Vedant Hathalia shares about his experiences with AI and what he thinks can be improved.
Growing up, I thought AI was this neutral, objective force. Pure math and logic. Then I started seeing it in practice. Insurance eligibility decisions made by algorithms. Hiring systems that screen candidates before human eyes ever see them. Policing tools that predict where crime will happen next. Efficient, right? Objective even.
But I’ve seen firsthand how these systems can go wrong. AI learns from historical patterns. When those patterns reflect gaps or biases, algorithms amplify them. In healthcare, if certain communities weren’t well-represented in medical studies or claims data, algorithms trained on that data will make worse decisions for those groups. In hiring, if past applicants came from limited backgrounds, AI perpetuates that homogeneity. In policing, predictive systems send officers to neighborhoods based on past arrest records, creating cycles that are hard to break.

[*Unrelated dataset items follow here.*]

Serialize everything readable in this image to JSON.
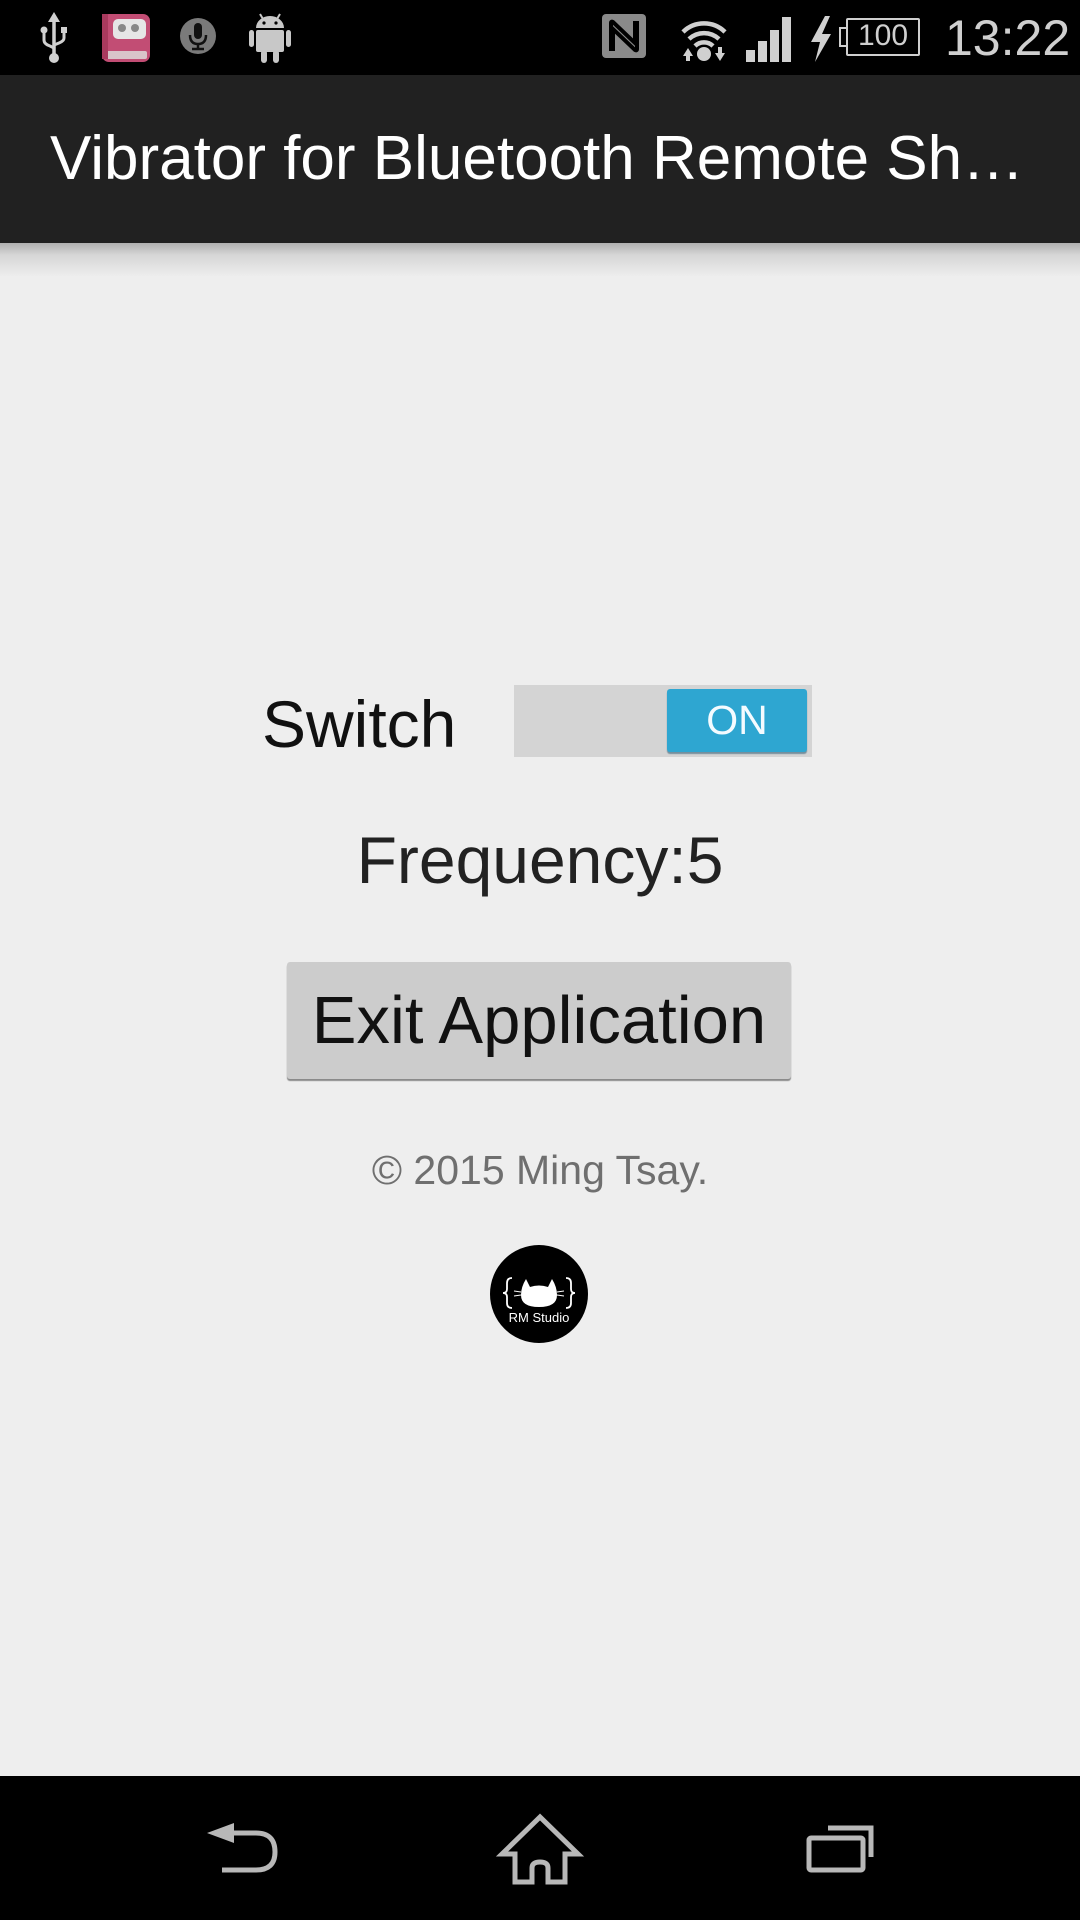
{
  "status_bar": {
    "left_icons": [
      "usb-icon",
      "diary-app-icon",
      "microphone-icon",
      "android-icon"
    ],
    "right_icons": [
      "nfc-icon",
      "wifi-icon",
      "cell-signal-icon",
      "charging-bolt-icon",
      "battery-icon"
    ],
    "battery_level": "100",
    "time": "13:22"
  },
  "action_bar": {
    "title": "Vibrator for Bluetooth Remote Shutter"
  },
  "main": {
    "switch_label": "Switch",
    "switch_state": "ON",
    "switch_on": true,
    "frequency_label": "Frequency:5",
    "exit_button_label": "Exit Application",
    "copyright": "© 2015 Ming Tsay.",
    "logo_text": "RM Studio"
  },
  "nav_bar": {
    "buttons": [
      "back",
      "home",
      "recents"
    ]
  },
  "colors": {
    "action_bar": "#212121",
    "background": "#eeeeee",
    "switch_on": "#2ea6d1",
    "switch_track": "#d4d4d4",
    "button": "#cccccc"
  }
}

What worries me most is how we’re moving backward on solutions. The primary difficulty in these systems is datasets where the voices of marginalized communities aren’t well represented. The broad removal of DEI policies has eliminated funding that specifically went toward gathering better, more inclusive data, especially in healthcare. We’re making the problem worse just when we need to be doing better.
As a South Asian American, I’m proud to celebrate my heritage. I’m also aware that representation matters in ways we don’t always see. When the data doesn’t include us, the systems built on that data don’t work for us. When our experiences aren’t captured, our needs get overlooked. The solution exists.